Here is some good news for hunters. Last week my wife and I had to make a quick trip back to Wisconsin to attend a funeral. On the way, I planned to stop at my farm near Malta to see how the farm had wintered. But prior to turning off U.S. 2, we experienced three hours of steady rain.
Upon reaching the county road leading to the farm, we saw the rain had converted the county road into a strip of gumbo mud.
For those of you from Eastern Montana or hunters who venture to the east side during hunting season, you well know that gumbo mud makes roads impassable even with four-wheel drive. All four-wheel drive does is get you stuck worse.
Rain in Eastern Montana is almost always in short supply, so rain is usually welcome, but occasionally it comes at a very inconvenient time. Our farm stop was delayed until our return trip to Kalispell. By then, the abundant spring rains had turned the local prairies into lush green habitat.
That, along with an easy winter with minimum snow cover and few subzero days, means a good fawn crop for deer and antelope.
This is the third easy winter in a row, so deer and antelope populations are rebounding nicely from the horrendous winter several years ago when thousands — perhaps tens of thousands — of deer and antelope perished.
Hunters, it looks like a dandy season for deer and antelope hunting this fall. There should be lots of game in prime condition. Professional game managers like to take credit for abundant game, but I think the real manager of game abundance in Montana is old Mother Nature.
On a couple of hikes and drives around my farm and adjacent public land where I hunt, I saw lots of whitetails and mule deer. We also saw more antelope than in the last two years. There were ducks on every pond and sheet water in fields. We also saw lots of sharptail grouse. The sharptail lek on my farm has the normal two dozen sharpies doing their spring mating dance. The prairie was alive with abundant game.
Speaking of fall hunting, hunters are reminded that special deer, elk and antelope license applications are due by June 1. This year, after several easy winters, there are many opportunities to apply for extra elk, deer and antelope tags. Carefully read the 2016 game regulations and apply for those extra tags by June 1.
Keep in mind the difference between a license and permit. A special license allows the hunter to harvest a second elk, deer or antelope. A special permit generally doesn’t allow the hunter to take an extra animal, but allows the hunter to have the opportunity to take a broader range of animals that can be taken in a hunting district, such as being able to take a cow elk in a hunting district where other hunters can only take a bull elk.
My hunting season is already pretty well laid out. I was lucky enough to draw a coveted either-sex elk tag in Hunting District 700. That is world-class bull elk country south of Fort Peck Reservoir.

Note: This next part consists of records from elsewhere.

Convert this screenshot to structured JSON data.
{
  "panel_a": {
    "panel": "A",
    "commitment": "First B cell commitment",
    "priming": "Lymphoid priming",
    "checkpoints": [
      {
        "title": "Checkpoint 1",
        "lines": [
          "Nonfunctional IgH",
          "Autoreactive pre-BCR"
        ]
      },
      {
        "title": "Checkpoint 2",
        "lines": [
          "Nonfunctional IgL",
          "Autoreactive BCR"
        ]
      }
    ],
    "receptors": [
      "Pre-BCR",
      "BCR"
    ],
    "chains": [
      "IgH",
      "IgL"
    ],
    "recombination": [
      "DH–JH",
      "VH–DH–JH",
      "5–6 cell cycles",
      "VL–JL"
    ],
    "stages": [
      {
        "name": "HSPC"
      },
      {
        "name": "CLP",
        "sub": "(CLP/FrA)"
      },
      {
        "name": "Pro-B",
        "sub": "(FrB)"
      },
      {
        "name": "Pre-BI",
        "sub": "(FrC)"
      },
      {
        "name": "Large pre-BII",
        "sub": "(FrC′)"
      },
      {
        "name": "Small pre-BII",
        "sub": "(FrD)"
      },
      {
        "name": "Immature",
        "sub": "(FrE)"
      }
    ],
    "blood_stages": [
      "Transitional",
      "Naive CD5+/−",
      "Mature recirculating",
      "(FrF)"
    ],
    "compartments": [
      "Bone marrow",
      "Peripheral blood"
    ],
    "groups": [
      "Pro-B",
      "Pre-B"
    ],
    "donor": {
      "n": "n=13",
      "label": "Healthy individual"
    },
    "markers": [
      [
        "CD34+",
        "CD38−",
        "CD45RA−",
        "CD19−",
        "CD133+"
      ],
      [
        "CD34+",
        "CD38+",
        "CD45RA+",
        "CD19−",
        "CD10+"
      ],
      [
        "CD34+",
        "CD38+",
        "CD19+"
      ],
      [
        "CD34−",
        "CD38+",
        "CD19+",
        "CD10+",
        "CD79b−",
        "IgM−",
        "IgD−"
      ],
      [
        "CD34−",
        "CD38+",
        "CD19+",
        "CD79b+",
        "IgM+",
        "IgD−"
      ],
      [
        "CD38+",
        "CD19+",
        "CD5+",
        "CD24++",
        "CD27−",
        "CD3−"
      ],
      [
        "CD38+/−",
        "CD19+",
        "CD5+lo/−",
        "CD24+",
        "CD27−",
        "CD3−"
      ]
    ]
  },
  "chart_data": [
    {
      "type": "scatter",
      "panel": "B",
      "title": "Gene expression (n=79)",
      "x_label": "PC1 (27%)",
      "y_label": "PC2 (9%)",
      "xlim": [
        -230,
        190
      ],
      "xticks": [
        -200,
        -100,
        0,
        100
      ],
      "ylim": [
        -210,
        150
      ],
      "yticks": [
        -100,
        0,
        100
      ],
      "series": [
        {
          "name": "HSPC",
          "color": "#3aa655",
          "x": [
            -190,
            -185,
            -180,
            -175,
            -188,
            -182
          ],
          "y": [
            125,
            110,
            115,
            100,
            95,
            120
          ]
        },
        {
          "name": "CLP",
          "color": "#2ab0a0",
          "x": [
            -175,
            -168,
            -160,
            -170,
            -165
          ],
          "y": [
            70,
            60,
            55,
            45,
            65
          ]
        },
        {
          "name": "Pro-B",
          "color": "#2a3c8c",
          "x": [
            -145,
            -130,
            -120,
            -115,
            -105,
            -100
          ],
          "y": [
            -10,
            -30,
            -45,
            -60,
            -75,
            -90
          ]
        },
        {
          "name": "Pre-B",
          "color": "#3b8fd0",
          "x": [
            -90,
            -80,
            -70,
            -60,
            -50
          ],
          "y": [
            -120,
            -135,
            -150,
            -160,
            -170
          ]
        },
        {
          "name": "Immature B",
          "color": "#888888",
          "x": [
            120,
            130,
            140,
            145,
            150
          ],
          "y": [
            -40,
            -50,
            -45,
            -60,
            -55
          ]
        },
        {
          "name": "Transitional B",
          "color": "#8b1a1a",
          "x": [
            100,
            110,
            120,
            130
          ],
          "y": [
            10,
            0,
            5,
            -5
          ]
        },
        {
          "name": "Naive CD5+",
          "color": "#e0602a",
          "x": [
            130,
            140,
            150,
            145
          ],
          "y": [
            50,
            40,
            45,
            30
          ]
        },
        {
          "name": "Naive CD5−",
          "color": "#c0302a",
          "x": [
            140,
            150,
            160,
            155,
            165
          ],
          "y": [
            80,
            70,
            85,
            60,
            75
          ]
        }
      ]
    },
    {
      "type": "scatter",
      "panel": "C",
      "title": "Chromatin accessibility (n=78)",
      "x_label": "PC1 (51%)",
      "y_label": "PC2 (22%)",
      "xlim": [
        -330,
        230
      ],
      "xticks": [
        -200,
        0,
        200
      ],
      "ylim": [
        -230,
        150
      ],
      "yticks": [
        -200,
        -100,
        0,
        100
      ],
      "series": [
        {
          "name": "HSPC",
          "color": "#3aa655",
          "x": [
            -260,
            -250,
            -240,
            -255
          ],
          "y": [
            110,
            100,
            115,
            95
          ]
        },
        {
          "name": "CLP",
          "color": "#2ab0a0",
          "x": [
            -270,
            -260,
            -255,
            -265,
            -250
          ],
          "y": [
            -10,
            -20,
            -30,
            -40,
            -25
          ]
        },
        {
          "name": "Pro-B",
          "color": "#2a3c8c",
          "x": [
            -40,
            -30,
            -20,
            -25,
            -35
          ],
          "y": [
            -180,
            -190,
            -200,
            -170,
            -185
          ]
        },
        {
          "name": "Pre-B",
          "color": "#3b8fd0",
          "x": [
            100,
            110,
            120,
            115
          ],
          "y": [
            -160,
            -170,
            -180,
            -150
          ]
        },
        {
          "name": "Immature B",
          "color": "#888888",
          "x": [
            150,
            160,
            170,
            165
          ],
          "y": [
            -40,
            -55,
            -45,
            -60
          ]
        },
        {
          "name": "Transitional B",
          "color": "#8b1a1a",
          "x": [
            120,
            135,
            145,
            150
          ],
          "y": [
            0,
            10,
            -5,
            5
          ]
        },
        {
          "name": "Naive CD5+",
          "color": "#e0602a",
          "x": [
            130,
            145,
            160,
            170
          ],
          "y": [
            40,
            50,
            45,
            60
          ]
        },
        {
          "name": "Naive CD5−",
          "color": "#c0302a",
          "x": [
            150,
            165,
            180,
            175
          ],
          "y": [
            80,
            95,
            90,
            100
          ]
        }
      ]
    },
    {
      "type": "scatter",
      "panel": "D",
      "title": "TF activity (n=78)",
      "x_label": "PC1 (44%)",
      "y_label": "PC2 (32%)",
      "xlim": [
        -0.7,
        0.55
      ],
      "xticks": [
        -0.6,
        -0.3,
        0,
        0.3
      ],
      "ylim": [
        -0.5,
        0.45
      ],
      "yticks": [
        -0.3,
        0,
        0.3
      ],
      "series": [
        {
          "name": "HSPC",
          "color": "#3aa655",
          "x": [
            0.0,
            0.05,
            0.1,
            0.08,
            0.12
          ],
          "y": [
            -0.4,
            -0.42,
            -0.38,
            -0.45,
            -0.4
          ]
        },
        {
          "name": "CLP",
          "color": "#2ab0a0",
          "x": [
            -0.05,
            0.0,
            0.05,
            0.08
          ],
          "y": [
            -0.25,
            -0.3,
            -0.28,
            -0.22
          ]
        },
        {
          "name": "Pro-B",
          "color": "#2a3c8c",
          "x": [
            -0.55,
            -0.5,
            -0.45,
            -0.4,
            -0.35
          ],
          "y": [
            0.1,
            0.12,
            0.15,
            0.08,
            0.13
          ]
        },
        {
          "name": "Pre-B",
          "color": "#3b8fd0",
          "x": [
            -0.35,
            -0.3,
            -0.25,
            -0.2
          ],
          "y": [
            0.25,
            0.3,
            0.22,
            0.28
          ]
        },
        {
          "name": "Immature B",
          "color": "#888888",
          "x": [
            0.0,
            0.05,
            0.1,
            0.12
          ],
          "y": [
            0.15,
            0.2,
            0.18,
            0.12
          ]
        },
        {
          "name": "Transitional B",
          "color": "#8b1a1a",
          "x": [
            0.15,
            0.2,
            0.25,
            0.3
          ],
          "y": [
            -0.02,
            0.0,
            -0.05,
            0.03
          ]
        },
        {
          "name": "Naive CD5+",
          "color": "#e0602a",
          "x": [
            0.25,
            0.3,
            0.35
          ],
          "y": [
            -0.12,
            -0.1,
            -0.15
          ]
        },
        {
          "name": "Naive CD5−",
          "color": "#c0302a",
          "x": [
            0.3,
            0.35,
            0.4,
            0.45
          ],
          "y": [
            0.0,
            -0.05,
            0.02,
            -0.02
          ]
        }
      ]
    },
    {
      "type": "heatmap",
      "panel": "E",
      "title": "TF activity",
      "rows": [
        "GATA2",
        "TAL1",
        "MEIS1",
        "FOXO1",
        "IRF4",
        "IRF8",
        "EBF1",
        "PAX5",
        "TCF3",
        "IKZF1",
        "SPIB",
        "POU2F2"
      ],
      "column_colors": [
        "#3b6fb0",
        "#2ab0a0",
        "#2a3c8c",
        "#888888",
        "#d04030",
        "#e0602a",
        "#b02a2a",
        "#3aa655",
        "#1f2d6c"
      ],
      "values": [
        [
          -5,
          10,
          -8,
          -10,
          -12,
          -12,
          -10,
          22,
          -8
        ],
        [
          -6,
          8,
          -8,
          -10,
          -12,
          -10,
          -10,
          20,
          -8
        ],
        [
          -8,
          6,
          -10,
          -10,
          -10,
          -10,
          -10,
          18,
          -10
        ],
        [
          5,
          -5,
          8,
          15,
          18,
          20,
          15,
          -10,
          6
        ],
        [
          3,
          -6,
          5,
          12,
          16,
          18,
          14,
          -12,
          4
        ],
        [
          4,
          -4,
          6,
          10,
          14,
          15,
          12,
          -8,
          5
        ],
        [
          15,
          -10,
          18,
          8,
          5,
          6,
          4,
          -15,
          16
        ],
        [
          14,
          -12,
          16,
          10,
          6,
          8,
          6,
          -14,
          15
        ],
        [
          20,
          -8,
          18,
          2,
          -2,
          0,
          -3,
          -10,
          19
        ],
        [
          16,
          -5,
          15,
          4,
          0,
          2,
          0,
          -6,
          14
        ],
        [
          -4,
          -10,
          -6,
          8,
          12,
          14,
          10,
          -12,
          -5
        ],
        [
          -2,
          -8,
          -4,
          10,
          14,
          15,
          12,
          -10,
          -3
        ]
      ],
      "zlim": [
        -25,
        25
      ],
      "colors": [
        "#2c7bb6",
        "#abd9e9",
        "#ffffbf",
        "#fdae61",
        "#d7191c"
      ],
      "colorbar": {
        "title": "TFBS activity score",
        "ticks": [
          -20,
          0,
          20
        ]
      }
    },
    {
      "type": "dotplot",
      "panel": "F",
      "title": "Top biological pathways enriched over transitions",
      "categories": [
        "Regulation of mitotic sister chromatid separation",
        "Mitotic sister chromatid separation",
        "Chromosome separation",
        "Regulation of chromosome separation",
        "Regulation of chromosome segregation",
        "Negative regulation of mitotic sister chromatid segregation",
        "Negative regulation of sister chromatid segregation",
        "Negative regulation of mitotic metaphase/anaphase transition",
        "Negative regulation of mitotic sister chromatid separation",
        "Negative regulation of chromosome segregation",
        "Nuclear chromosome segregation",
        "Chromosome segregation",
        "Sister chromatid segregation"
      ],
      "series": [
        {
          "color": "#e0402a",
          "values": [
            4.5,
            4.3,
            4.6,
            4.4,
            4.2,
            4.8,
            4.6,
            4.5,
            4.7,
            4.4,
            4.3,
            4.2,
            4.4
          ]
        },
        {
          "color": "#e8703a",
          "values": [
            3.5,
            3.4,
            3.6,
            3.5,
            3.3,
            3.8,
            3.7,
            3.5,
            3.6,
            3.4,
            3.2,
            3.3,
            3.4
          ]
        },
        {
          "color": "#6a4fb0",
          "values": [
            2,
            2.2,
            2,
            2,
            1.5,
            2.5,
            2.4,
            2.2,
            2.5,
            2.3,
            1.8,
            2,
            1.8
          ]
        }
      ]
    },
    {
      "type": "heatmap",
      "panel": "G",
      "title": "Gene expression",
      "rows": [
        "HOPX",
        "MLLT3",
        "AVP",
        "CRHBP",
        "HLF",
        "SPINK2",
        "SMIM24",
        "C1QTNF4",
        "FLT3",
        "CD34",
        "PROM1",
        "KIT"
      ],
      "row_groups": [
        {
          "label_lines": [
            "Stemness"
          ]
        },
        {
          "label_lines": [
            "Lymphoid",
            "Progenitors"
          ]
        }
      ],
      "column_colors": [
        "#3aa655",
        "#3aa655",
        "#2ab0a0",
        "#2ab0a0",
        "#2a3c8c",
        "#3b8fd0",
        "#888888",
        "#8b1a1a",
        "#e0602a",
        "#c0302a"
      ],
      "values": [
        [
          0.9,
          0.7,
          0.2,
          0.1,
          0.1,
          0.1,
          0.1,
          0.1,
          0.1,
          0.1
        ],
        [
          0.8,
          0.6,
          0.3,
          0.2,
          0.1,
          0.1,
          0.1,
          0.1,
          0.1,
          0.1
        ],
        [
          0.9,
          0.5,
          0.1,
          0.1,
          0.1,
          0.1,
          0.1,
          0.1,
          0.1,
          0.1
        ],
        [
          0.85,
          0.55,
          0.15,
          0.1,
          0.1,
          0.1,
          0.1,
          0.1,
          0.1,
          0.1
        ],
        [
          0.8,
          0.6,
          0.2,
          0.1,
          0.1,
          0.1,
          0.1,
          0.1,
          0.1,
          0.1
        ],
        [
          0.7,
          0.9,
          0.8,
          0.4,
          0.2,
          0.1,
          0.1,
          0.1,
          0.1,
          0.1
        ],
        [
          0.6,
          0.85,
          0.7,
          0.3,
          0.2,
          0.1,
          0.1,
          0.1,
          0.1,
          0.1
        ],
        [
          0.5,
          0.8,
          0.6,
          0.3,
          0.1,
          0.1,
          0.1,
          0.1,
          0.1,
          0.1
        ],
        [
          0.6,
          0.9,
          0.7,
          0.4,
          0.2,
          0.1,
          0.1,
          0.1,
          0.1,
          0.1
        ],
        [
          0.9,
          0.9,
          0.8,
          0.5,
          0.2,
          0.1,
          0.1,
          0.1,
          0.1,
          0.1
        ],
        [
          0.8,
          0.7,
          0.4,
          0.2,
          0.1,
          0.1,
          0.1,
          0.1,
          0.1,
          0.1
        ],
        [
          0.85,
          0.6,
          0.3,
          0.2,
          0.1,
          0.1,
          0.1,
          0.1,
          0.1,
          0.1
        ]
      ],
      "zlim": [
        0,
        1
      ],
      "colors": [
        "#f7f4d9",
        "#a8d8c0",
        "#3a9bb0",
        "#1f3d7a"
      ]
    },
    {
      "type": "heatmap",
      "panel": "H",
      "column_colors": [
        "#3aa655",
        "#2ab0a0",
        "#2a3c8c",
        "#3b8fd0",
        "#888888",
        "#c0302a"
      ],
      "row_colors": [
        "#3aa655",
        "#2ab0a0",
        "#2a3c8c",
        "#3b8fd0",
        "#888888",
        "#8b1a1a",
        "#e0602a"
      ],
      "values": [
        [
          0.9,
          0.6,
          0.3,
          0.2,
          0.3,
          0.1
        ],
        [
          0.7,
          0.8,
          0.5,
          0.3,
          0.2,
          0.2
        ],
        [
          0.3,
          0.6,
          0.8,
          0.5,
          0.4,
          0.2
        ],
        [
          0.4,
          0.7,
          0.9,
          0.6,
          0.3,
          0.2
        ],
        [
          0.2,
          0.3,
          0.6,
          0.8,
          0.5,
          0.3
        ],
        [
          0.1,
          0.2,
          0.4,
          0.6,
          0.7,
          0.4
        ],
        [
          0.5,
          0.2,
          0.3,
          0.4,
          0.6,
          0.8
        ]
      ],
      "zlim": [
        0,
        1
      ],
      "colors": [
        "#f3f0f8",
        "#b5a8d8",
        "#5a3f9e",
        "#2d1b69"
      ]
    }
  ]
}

While there is lots of public land to hunt, much of the public land along the reservoir is blocked by large ranches that lease their land to commercial outfitters and guides. These outfitters allow only their clients to access elk hunting on these private lands as well as the adjacent public land.
With limited public access to public land, hunters have to be innovative.
My plan is to access this great elk hunting using my boat. I plan to launch at one of several public boat launches on Fort Peck Reservoir, then motor 10 to 20 miles up the reservoir to a campsite and high quality elk hunting. This special tag for bull elk is valid during both the archery and rifle seasons. This will be a great fall hunt with a great opportunity for a world class bull elk.
During the current special application season, I will also apply for an additional cow elk tag in this area. Since there is great fishing of Fort Peck Reservoir, I will bring my fishing gear on this hunting trip. Overall, a great fall of hunting is just ahead. Lucky are we who live in Montana.